2015-01-23T022751Z_206885718_GM1EB1N007X01_RTRMADP_3_UKRAINE-CRISIS-CASUALTIES
Ukraine's pro-Russian rebels on the offensive outside Donetsk, a rebel stronghold in eastern Ukraine. They pushed out Ukrainian troops from the city's airport on Thursday, a symbolic victory for the separatists. Reuters/Alexander Ermochenko

Pro-Russian rebels in Ukraine have rebuffed a ceasefire plan proposed by Ukrainian and Russian negotiators and will press forward with an offensive, a rebel leader said Friday. Rebel fighters just one day earlier pushed Ukrainian forces back from Donetsk International Airport, which was the scene of brutal combat between both sides this week.
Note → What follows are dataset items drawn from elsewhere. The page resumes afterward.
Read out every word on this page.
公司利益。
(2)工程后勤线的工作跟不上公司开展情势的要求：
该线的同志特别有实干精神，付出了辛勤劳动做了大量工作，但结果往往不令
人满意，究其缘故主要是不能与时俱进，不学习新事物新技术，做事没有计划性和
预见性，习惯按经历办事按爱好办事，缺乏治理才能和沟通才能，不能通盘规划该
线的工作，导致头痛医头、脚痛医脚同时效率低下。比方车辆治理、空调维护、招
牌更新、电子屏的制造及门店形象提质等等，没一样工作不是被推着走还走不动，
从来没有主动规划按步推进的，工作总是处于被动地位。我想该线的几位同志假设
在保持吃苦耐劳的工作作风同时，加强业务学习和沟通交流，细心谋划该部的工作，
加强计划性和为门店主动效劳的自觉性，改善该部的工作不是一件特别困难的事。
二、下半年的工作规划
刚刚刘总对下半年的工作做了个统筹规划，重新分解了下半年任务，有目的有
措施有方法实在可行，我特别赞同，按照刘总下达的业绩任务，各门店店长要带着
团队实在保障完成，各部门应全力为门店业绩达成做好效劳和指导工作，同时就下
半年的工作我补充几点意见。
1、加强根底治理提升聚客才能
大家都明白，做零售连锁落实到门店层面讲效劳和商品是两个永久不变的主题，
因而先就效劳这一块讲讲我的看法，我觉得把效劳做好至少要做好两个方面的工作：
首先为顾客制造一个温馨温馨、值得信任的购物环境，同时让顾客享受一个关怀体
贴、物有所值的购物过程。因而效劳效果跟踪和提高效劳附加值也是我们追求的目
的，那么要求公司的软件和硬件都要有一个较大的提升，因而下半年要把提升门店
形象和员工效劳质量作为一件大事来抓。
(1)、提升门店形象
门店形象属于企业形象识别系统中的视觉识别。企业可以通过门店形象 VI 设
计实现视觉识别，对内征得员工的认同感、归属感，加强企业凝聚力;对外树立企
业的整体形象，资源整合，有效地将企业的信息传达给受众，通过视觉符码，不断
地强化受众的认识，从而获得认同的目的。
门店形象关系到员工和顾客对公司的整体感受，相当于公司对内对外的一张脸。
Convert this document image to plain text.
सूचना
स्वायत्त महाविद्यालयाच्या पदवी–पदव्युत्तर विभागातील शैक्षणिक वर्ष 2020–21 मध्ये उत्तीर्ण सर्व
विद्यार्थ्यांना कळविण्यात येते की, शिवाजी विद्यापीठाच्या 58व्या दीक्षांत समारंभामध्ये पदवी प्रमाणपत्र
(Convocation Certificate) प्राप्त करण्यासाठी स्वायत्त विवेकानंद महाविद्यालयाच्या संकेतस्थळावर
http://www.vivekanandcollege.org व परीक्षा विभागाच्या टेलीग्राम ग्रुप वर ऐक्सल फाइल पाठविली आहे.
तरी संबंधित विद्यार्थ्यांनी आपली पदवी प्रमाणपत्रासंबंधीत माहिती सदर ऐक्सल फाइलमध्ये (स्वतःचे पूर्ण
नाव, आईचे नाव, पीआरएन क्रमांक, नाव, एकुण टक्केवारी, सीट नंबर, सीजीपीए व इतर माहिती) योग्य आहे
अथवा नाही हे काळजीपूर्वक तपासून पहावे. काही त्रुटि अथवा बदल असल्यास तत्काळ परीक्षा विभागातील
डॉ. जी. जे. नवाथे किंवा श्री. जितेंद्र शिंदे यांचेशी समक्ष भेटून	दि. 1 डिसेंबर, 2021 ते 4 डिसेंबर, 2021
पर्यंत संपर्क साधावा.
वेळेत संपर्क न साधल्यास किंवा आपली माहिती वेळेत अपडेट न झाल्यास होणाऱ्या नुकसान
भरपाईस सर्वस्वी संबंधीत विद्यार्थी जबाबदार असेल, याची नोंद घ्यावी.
Rebels “will not make any attempts at ceasefire talks anymore,” said Alexander Zakharchenko, self-proclaimed prime minister of the Donetsk People’s Republic, according to the BBC. Speaking at a Donetsk-area school during a separate event, Zakharchenko said his militias will push toward the original borders of their self-proclaimed territory, much of which Ukraine’s military took over this past summer.
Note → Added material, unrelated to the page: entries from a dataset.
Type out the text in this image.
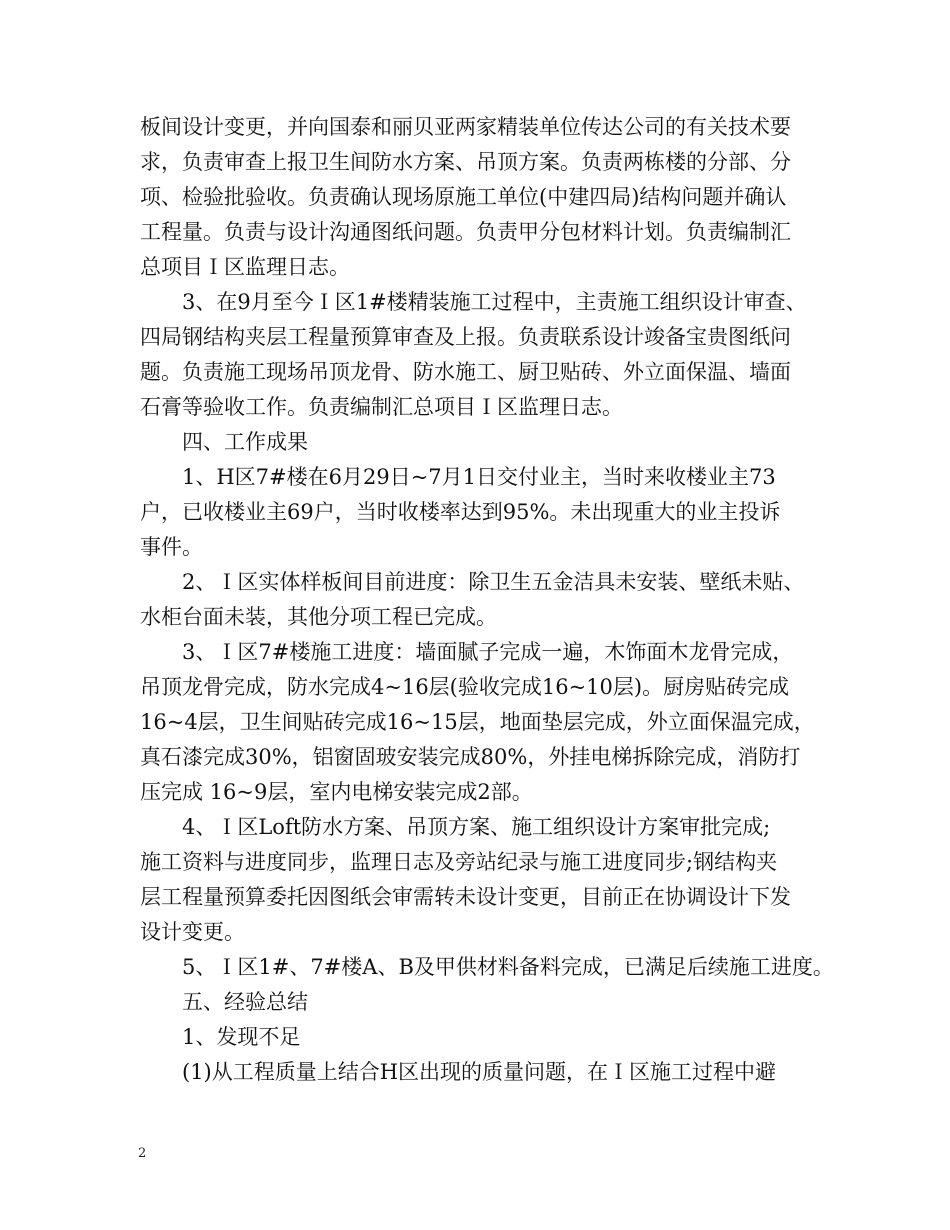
板间设计变更，并向国泰和丽贝亚两家精装单位传达公司的有关技术要
求，负责审查上报卫生间防水方案、吊顶方案。负责两栋楼的分部、分
项、检验批验收。负责确认现场原施工单位(中建四局)结构问题并确认
工程量。负责与设计沟通图纸问题。负责甲分包材料计划。负责编制汇
总项目Ｉ区监理日志。
　　3、在9月至今Ｉ区1#楼精装施工过程中，主责施工组织设计审查、
四局钢结构夹层工程量预算审查及上报。负责联系设计竣备宝贵图纸问
题。负责施工现场吊顶龙骨、防水施工、厨卫贴砖、外立面保温、墙面
石膏等验收工作。负责编制汇总项目Ｉ区监理日志。
　　四、工作成果
　　1、H区7#楼在6月29日~7月1日交付业主，当时来收楼业主73
户，已收楼业主69户，当时收楼率达到95%。未出现重大的业主投诉
事件。
　　2、Ｉ区实体样板间目前进度：除卫生五金洁具未安装、壁纸未贴、
水柜台面未装，其他分项工程已完成。
　　3、Ｉ区7#楼施工进度：墙面腻子完成一遍，木饰面木龙骨完成，
吊顶龙骨完成，防水完成4~16层(验收完成16~10层)。厨房贴砖完成
16~4层，卫生间贴砖完成16~15层，地面垫层完成，外立面保温完成，
真石漆完成30%，铝窗固玻安装完成80%，外挂电梯拆除完成，消防打
压完成 16~9层，室内电梯安装完成2部。
　　4、Ｉ区Loft防水方案、吊顶方案、施工组织设计方案审批完成;
施工资料与进度同步，监理日志及旁站纪录与施工进度同步;钢结构夹
层工程量预算委托因图纸会审需转未设计变更，目前正在协调设计下发
设计变更。
　　5、Ｉ区1#、7#楼A、B及甲供材料备料完成，已满足后续施工进度。
　　五、经验总结
　　1、发现不足
　　(1)从工程质量上结合H区出现的质量问题，在Ｉ区施工过程中避
2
Fighting heated up in the Donetsk area this month after a relatively quiet December brought on by a renewed ceasefire at the beginning of the month. Both sides accused each other of breaking the ceasefire in the interim. Peace talk meetings between the leaders of Ukraine, Russia, France and Germany were canceled last week after the latter two governments doubted progress would be made.

Ukrainian President Petro Poroshenko on Thursday used a speech at the World Economic Forum in Davos, Switzerland, to accuse Russia of operating 9,000 Russian troops on behalf of rebels and of supplying rebels with sophisticated military equipment.

Russian leaders, including President Vladimir Putin, blamed Kiev for civilian deaths and a lack of progress on the ceasefire agreement this week. Russian First Deputy Prime Minister Igor Shuvalov this week spoke out against the West at the World Economic Forum and said Ukraine could be a “bleeding wound for decades” if Western leaders pressure Russia “to go into a corner and sit there quietly.”

The United Nations reported on Friday that at least 262 people have been killed in the last week, according to Reuters, including dozens of civilians who were caught in the crossfire over the past month, mostly due to artillery shells and missile strikes around the Donetsk area that both sides blame on each other.